Histograms show **how frequently** different values occur:

* **X-axis**: The metric value (e.g., token count, score from 1-5)
* **Y-axis**: Number of logs with that value
* **Shape insights**:
  * **Normal (bell curve)**: Most values cluster around the average - typical, healthy distribution
  * **Bimodal (two peaks)**: Two distinct behaviors - investigate what causes the split
  * **Skewed left/right**: Most values on one side - may indicate a problem or constraint
  * **Flat**: Wide spread of values - inconsistent behavior worth investigating

**Example**: A token count histogram with two peaks (at 100 and 500 tokens) suggests two distinct conversation types.

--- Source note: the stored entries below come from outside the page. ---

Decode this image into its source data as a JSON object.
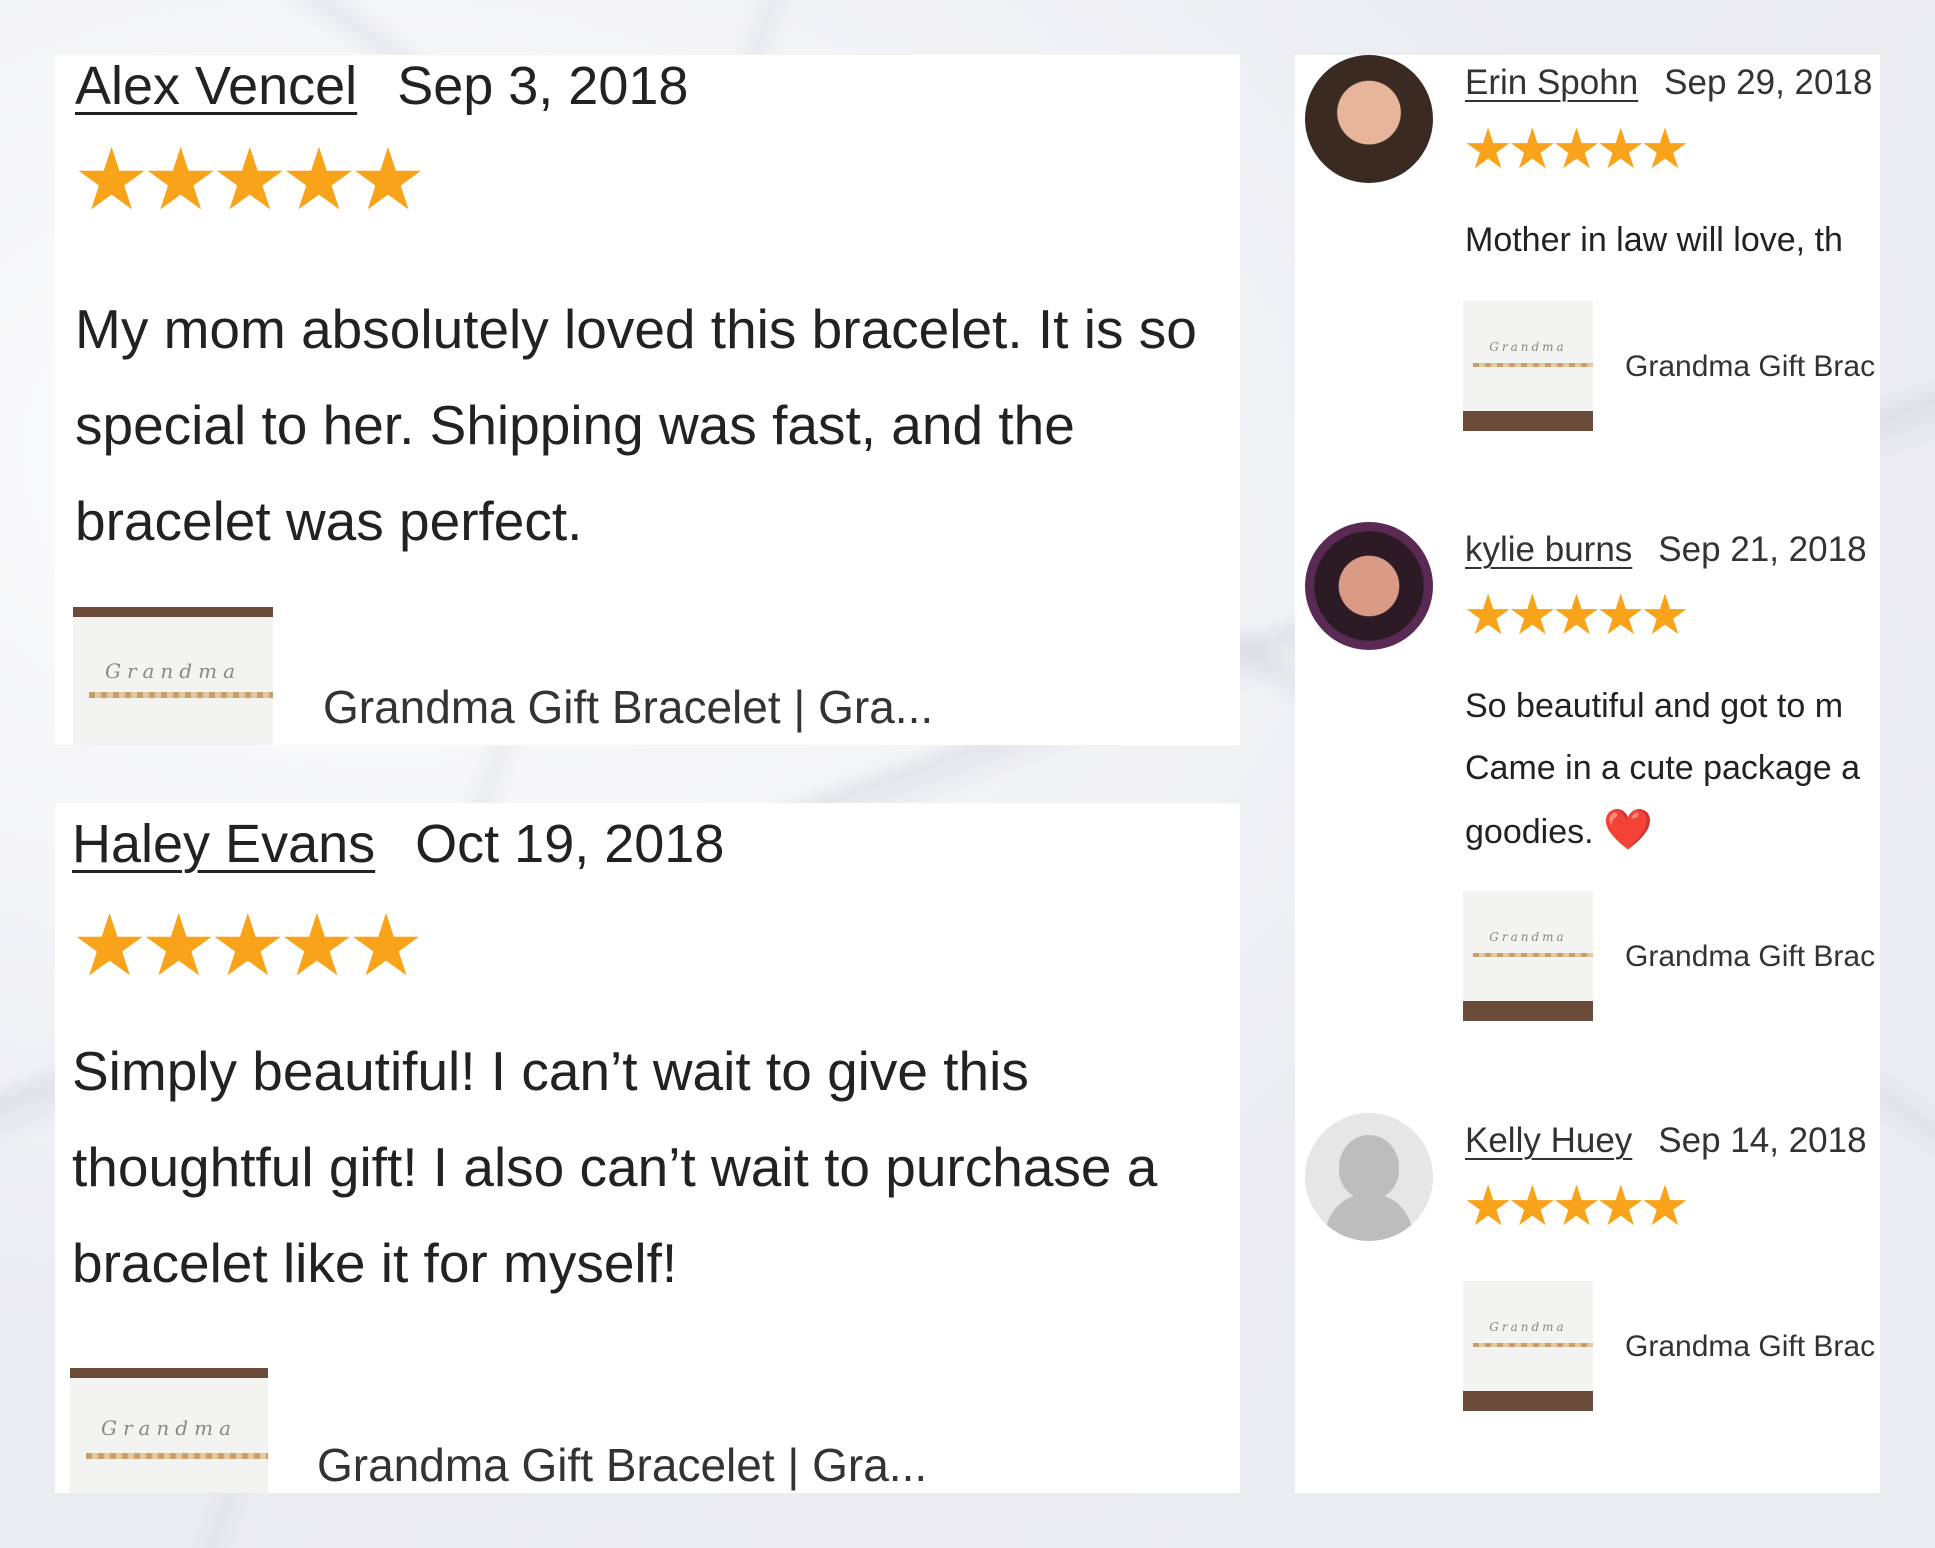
{
  "reviews_main": [
    {
      "name": "Alex Vencel",
      "date": "Sep 3, 2018",
      "rating": 5,
      "text": "My mom absolutely loved this bracelet. It is so special to her. Shipping was fast, and the bracelet was perfect.",
      "product": "Grandma Gift Bracelet | Gra..."
    },
    {
      "name": "Haley Evans",
      "date": "Oct 19, 2018",
      "rating": 5,
      "text": "Simply beautiful! I can’t wait to give this thoughtful gift! I also can’t wait to purchase a bracelet like it for myself!",
      "product": "Grandma Gift Bracelet | Gra..."
    }
  ],
  "reviews_side": [
    {
      "name": "Erin Spohn",
      "date": "Sep 29, 2018",
      "rating": 5,
      "text_lines": [
        "Mother in law will love, th"
      ],
      "product": "Grandma Gift Brac"
    },
    {
      "name": "kylie burns",
      "date": "Sep 21, 2018",
      "rating": 5,
      "text_lines": [
        "So beautiful and got to m",
        "Came in a cute package a",
        "goodies."
      ],
      "emoji": "❤️",
      "product": "Grandma Gift Brac"
    },
    {
      "name": "Kelly Huey",
      "date": "Sep 14, 2018",
      "rating": 5,
      "product": "Grandma Gift Brac"
    }
  ],
  "thumbnail_script": "Grandma",
  "colors": {
    "star": "#f9a31b",
    "heart": "#e02020",
    "card": "#ffffff"
  }
}
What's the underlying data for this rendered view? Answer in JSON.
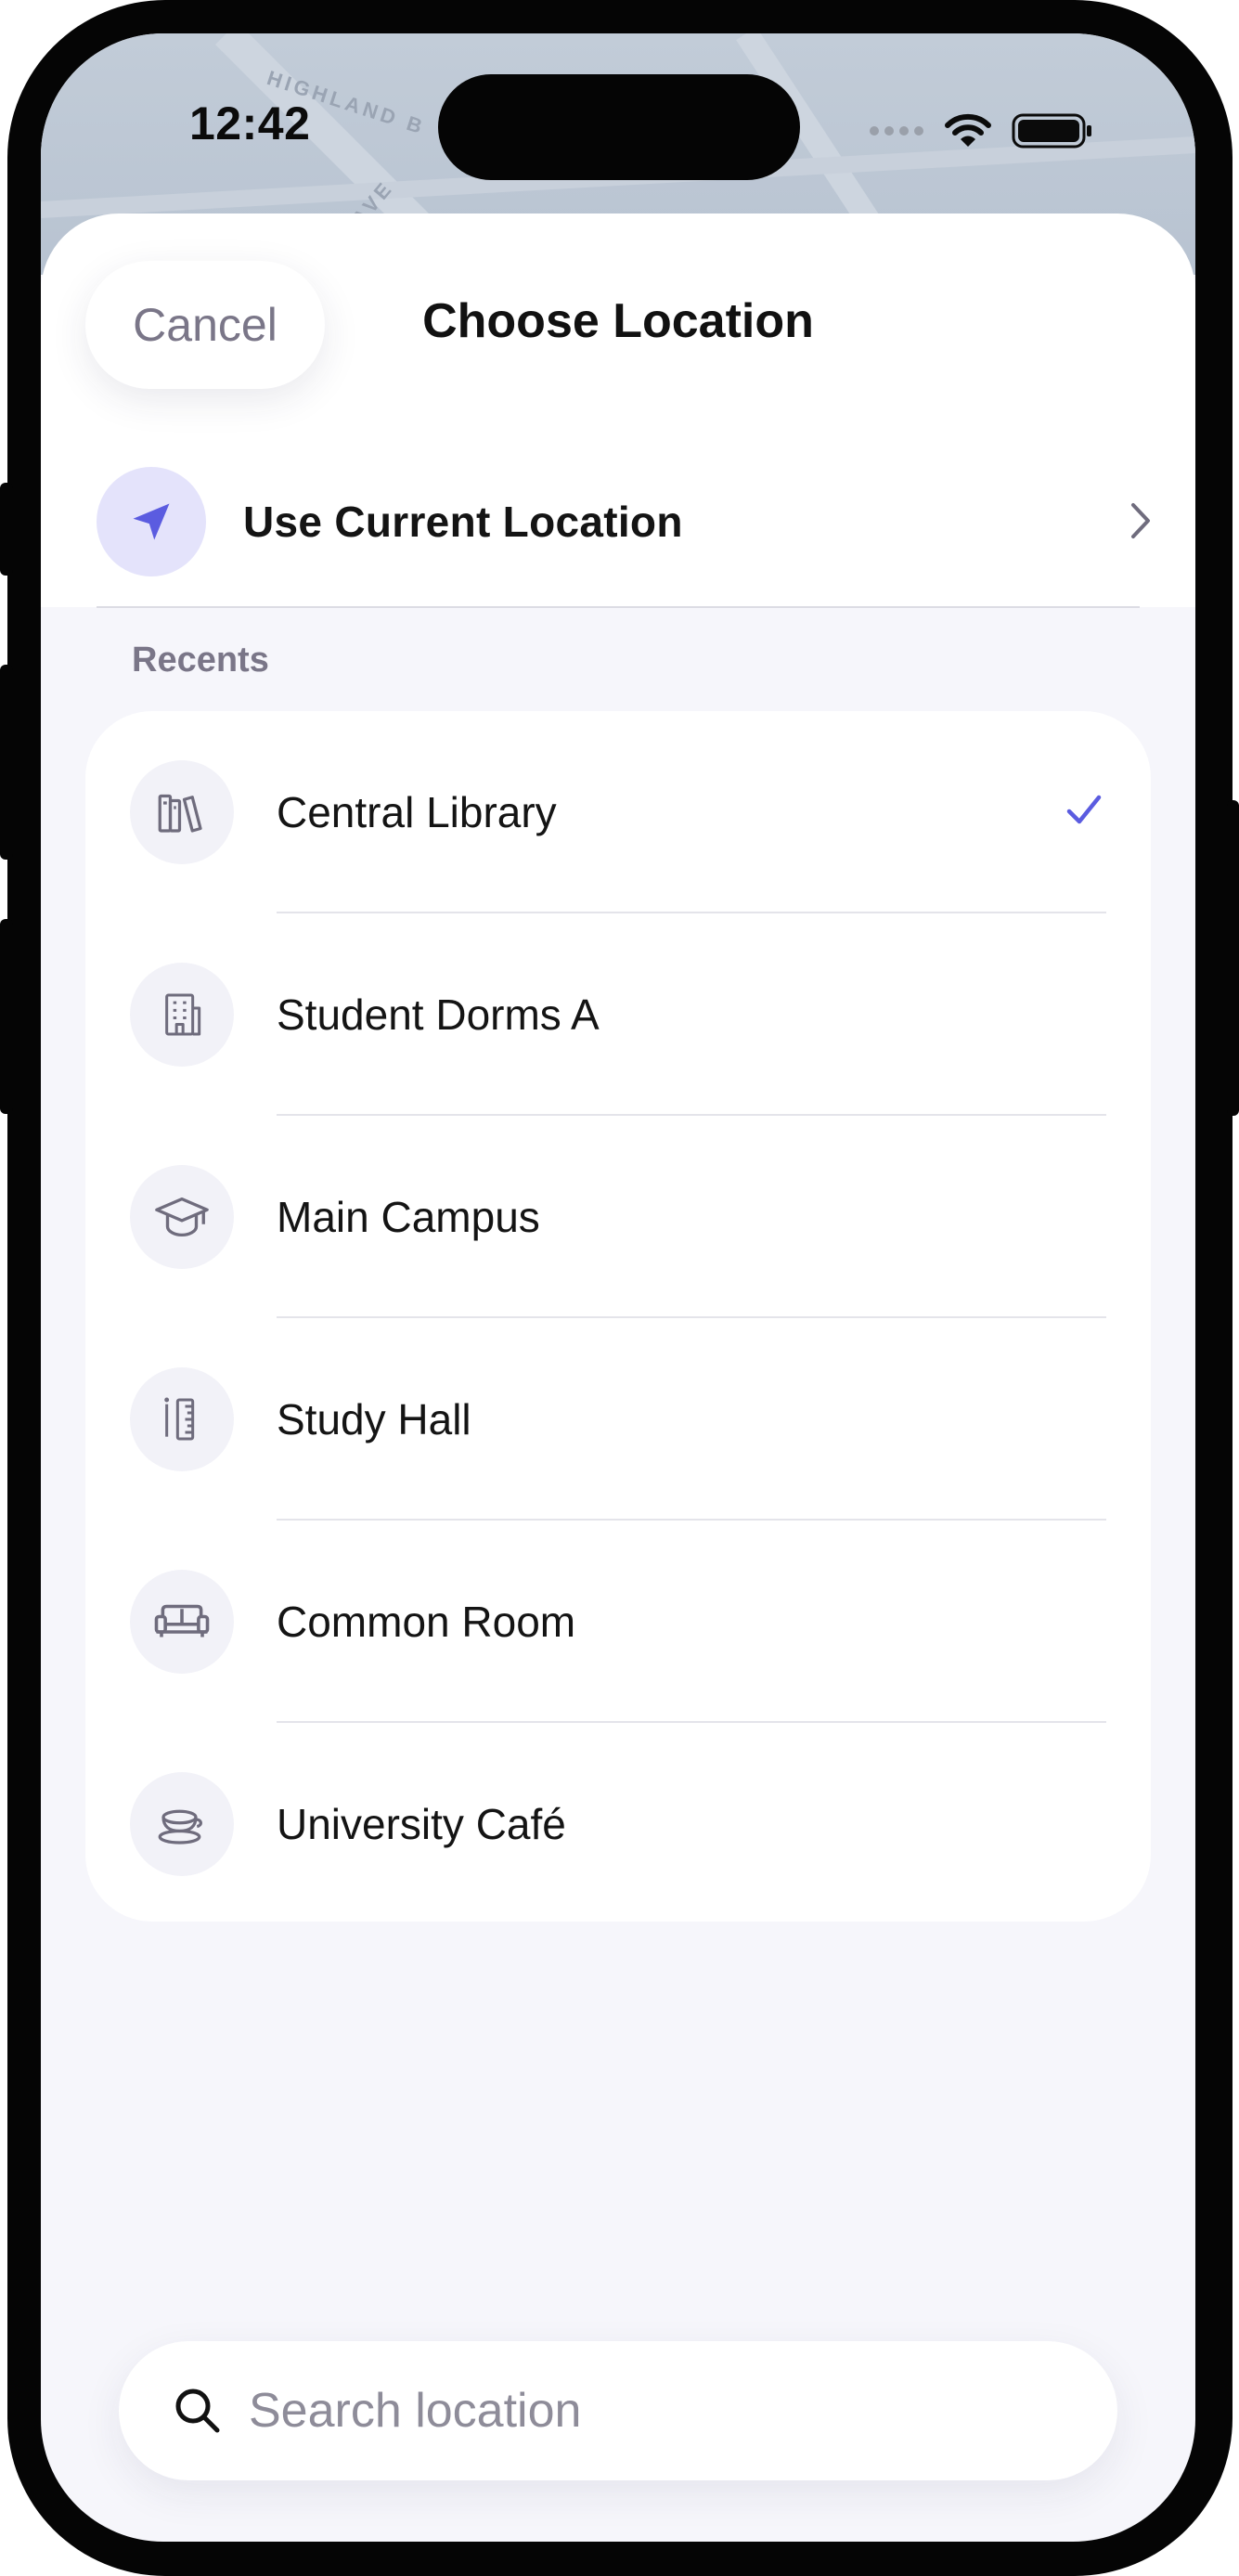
{
  "status_bar": {
    "time": "12:42"
  },
  "map_labels": {
    "street_1": "HIGHLAND B",
    "street_2": "AVE"
  },
  "header": {
    "cancel_label": "Cancel",
    "title": "Choose Location"
  },
  "current_location": {
    "label": "Use Current Location",
    "icon": "location-arrow-icon"
  },
  "recents": {
    "heading": "Recents",
    "items": [
      {
        "label": "Central Library",
        "icon": "books-icon",
        "selected": true
      },
      {
        "label": "Student Dorms A",
        "icon": "building-icon",
        "selected": false
      },
      {
        "label": "Main Campus",
        "icon": "graduation-cap-icon",
        "selected": false
      },
      {
        "label": "Study Hall",
        "icon": "ruler-pencil-icon",
        "selected": false
      },
      {
        "label": "Common Room",
        "icon": "sofa-icon",
        "selected": false
      },
      {
        "label": "University Café",
        "icon": "coffee-cup-icon",
        "selected": false
      }
    ]
  },
  "search": {
    "placeholder": "Search location",
    "value": ""
  },
  "colors": {
    "accent": "#5b5ce0",
    "icon_gray": "#6f6c7d",
    "background": "#f6f6fb"
  }
}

### Reading Time Series (Daily Trend)

Time series show **how values change over time**:

* **X-axis**: Date
* **Y-axis**: Metric value
* **Lines**: Typically shows average (mean) and P95 (95th percentile)
* **Patterns to watch for**:
  * **Sudden spikes**: Indicates an incident or change - investigate the date
  * **Gradual increases**: May indicate growing problem or changing user behavior
  * **Sudden drops**: Could be a fix, or loss of traffic/functionality
  * **Flat line**: Stable behavior - good for established metrics
  * **Diverging P95 and mean**: Growing variance - some logs behaving very differently

**Example**: User frustration P95 suddenly spiking while mean stays flat suggests a subset of users are becoming frustrated.

### Using Statistics Summary

Statistics give you **quick numerical insights**:

* **Compare Max vs P95**: If very different, you have extreme outliers worth investigating
* **Compare Mean vs Median**: If very different, your data is skewed (not normally distributed)
* **Track P95 over P99**: P95 is more stable and actionable for most use cases
* **Use Min/Max**: Identify best and worst case examples to investigate

{% hint style="info" %}
**Understanding Percentiles**: A percentile indicates the value below which a given percentage of observations fall. For example:

* **P95 (95th percentile)**: 95% of values are below this number. Useful for understanding worst-case scenarios while ignoring extreme outliers.
* **P5 (5th percentile)**: Only 5% of values are below this number. Useful for understanding best-case scenarios.
* **Median (P50)**: The middle value - half are above, half are below.

Percentiles are more reliable than averages when data has outliers or skewed distributions.